The award acknowledges the top academic achiever in the course and recognizes young South African translators who have committed themselves to excellence right at the very beginning of their careers. According to Philip Zietsman, Managing Director and founder of The Folio Group, “We established the award because we believe in supporting the development of the translation industry in South Africa. Furthermore, four of Folio’s project managers are alumni of the University of Stellenbosch’s Translation Unit.”
Jeani, who is from Porterville in the Western Cape, was presented with her award by Folio Project Manager, Henk Hagen, at a prize-giving ceremony for students of the Department of Afrikaans and Dutch at the University of Stellenbosch. Professor Ilse Feinauer, head of the Department’s Translation Unit, said, “Jeani’s initiative and commitment are clearly evident, and it helps that she has a fine sense of humor.”
Jeani is currently working in Cape Town, where Folio is based, as a professional translator.
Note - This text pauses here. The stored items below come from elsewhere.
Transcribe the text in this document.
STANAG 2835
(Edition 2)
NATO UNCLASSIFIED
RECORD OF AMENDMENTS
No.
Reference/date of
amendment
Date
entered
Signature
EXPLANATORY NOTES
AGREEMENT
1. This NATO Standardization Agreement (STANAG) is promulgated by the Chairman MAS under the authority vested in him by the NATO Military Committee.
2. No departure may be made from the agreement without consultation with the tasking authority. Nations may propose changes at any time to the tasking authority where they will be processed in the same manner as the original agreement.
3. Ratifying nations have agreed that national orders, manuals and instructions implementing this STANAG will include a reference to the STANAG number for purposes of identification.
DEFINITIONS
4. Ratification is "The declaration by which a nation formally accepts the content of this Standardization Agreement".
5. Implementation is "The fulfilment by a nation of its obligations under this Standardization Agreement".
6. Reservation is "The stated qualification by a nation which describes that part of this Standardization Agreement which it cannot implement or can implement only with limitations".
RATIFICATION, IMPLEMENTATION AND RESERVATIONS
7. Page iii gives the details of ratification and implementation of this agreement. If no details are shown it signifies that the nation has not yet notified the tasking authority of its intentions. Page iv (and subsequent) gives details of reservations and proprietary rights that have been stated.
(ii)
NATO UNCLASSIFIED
At her new position at Die Son, the city’s only Afrikaans daily tabloid, Jeani translates news from around the world into Afrikaans. This brings a particularly challenging aspect to her work: how to make current affairs accessible and meaningful to the average reader.
While completing her BA in Language and Culture with a view to taking up journalism, Jeani discovered her passion for translation during one of her editing classes and decided to enroll in the year-long course in Translation Studies. She says that the most enjoyable aspect of the course was feeling like a “mini-expert” since the curriculum is so wide-ranging.
Jeani enjoys working with creative texts, such as advertising and marketing. She explained that “It’s a challenge to keep the humour and catchiness of the text as you translate it. In a sense, you have to tune into the mind of the original author.” When asked about her least favourite material to translate, she quickly replied, “kitchen appliances.”
Jeani’s prediction for the translation industry is that it will only get bigger and have an ever-increasing effect on people’s lives as the world grows smaller. Her advice to budding translators is to “consider an internship and educate yourself about the industry as much as possible by talking to professionals.”
Once all the world news has been translated, Jeani enjoys spending weekends with her boyfriend and family, sketching, and reading. She plans to take cooking classes later this year and, on top of it, squeeze in a trip to Thailand!